If your internal domain is .local, you will have a problem resolving names via DNS. There is an old article on Mac OS X Hints which describes a solution:

I created a company.local file in /etc/resolver, and populated this file with the nameservers for the company.local AD domain. This allows Mac OS X to use standard DNS to resolve company.local (or subdomain.company.local), while still allowing Rendezvous to operate as expected.

The only drawback I've seen to this approach is that the nameservers in this company.local file don't update via DHCP, so I have to update them manually.

Here is a more official support document from Apple which will parse your existing /etc/resolv.conf to populate the file in /etc/resolvers.
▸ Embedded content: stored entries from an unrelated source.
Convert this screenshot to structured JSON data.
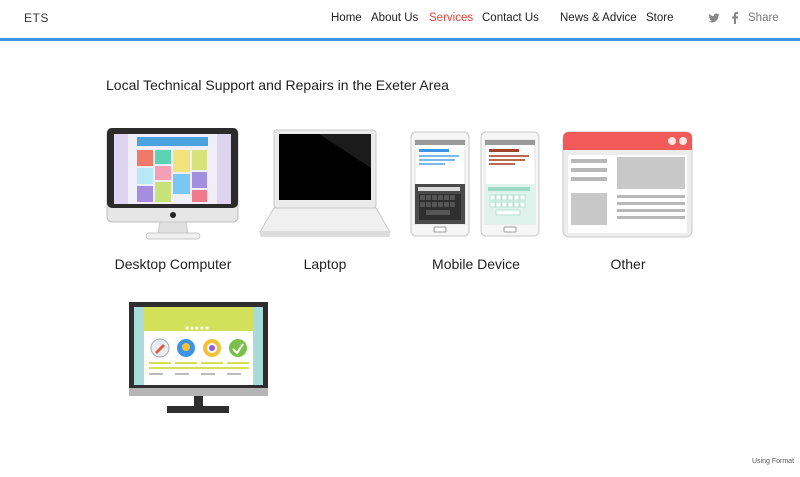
{
  "site": {
    "logo": "ETS"
  },
  "nav": {
    "items": [
      "Home",
      "About Us",
      "Services",
      "Contact Us",
      "News & Advice",
      "Store"
    ],
    "active": "Services"
  },
  "social": {
    "twitter_icon": "twitter-icon",
    "facebook_icon": "facebook-icon",
    "share_label": "Share"
  },
  "main": {
    "heading": "Local Technical Support and Repairs in the Exeter Area",
    "services": [
      {
        "label": "Desktop Computer",
        "icon": "desktop-computer-icon"
      },
      {
        "label": "Laptop",
        "icon": "laptop-icon"
      },
      {
        "label": "Mobile Device",
        "icon": "mobile-device-icon"
      },
      {
        "label": "Other",
        "icon": "browser-window-icon"
      }
    ],
    "extra_icon": "website-monitor-icon"
  },
  "footer": {
    "link": "Using Format"
  },
  "colors": {
    "accent": "#3d94e6",
    "active_nav": "#d9453d"
  }
}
I'm not sure how similar OS X is to linux, but I had a similar problem with an ubuntu install, and was able to solve it by editing /etc/nsswitch.conf

Under the hosts entry I had to re-order the services so that dns came before any of the mdns4 entries.

My modified line looks like:

hosts:     files dns mdns4_minimal [NOTFOUND=return] mdns4

Hope that helps someone!


I'm not a kerberos expert, but I believe that it requires a function DNS infrastructure. The .local domain only exists inside the multicast resolver, and isn't a real zone. My advice would be to setup a separate internal domain, private.yourcompany.com.